The documentation website is at [minigrid.farama.org](https://minigrid.farama.org/), and we have a public discord server (which we also use to coordinate development work) that you can join here: [https://discord.gg/B8ZJ92hu](https://discord.gg/B8ZJ92hu)

Note that the library was previously known as gym-minigrid and it has been referenced in several publications. If your publication uses the Minigrid library and you wish for it to be included in the [list of publications](https://minigrid.farama.org/content/publications/), please create an issue in the [GitHub repository](https://github.com/Farama-Foundation/Minigrid/issues/new/choose).


# Installation

To install the Minigrid library use `pip install minigrid`.

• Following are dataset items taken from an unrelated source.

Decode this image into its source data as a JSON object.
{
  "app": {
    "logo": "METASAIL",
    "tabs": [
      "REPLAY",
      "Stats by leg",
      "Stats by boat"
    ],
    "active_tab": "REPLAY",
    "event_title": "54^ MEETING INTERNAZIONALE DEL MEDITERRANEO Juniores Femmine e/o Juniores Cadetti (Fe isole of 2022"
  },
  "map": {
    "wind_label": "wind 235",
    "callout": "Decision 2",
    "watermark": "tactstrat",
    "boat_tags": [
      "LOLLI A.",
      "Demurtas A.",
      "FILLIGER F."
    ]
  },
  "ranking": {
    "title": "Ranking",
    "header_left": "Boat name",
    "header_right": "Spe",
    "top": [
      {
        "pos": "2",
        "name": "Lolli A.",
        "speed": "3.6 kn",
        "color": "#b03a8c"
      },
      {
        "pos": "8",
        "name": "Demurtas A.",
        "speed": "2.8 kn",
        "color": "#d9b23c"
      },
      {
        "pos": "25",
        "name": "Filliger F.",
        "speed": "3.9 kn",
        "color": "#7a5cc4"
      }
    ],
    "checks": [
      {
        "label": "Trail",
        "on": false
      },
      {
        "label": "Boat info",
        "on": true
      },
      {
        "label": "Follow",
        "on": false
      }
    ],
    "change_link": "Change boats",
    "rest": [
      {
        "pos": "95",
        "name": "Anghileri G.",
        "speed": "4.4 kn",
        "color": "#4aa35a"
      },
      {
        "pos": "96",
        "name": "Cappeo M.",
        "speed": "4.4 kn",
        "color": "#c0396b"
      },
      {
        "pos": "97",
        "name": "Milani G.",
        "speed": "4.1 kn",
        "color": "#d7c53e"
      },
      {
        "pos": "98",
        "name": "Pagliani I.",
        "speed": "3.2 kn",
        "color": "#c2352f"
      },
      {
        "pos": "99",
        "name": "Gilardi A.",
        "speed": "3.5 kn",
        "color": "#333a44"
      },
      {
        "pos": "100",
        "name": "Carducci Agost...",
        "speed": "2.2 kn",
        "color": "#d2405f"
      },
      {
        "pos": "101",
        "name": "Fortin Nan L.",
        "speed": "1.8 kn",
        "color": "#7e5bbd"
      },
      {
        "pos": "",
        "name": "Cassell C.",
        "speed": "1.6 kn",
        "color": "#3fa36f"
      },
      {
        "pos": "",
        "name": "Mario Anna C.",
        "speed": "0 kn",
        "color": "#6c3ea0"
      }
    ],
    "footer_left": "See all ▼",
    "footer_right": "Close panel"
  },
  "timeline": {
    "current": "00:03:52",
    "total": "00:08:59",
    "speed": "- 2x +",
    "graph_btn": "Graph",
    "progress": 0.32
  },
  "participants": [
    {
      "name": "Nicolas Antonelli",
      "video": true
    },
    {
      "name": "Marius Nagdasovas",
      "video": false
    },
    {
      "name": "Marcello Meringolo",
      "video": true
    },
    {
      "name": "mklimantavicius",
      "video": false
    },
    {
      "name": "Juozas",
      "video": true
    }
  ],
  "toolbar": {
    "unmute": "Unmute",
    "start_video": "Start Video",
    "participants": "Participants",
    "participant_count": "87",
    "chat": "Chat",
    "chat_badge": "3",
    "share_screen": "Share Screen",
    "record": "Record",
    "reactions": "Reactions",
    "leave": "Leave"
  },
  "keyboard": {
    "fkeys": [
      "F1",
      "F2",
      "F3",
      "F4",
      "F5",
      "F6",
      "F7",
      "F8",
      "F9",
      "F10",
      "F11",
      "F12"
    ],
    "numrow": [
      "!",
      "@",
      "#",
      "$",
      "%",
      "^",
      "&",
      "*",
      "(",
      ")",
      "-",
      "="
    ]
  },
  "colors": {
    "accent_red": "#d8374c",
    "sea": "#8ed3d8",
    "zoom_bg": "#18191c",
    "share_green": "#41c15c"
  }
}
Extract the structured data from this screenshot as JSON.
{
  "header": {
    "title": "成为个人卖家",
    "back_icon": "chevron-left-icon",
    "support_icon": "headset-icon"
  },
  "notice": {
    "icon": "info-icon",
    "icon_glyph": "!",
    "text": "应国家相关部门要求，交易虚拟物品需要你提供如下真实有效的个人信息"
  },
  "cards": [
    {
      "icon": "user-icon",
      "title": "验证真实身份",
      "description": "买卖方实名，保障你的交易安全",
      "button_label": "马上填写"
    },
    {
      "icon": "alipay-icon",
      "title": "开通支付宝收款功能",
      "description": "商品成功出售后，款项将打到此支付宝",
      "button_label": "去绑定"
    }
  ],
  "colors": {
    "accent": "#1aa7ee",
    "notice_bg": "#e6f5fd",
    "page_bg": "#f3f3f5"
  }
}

We support Python 3.7, 3.8, 3.9 and 3.10 on Linux and macOS. We will accept PRs related to Windows, but do not officially support it.

# Environments
The included environments can be divided in two groups. The original `Minigrid` environments and the `BabyAI` environments. 

## Minigrid
The list of the environments that were included in the original `Minigrid` library can be found in the [documentation](https://minigrid.farama.org/environments/minigrid/). These environments have in common a triangle-like agent with a discrete action space that has to navigate a 2D map with different obstacles (Walls, Lava, Dynamic obstacles) depending on the environment. The task to be accomplished is described by a `mission` string returned by the observation of the agent. These mission tasks include different goal-oriented and hierarchical missions such as picking up boxes, opening doors with keys or navigating a maze to reach a goal location. Each environment provides one or more configurations registered with Gymansium. Each environment is also programmatically tunable in terms of size/complexity, which is useful for curriculum learning or to fine-tune difficulty.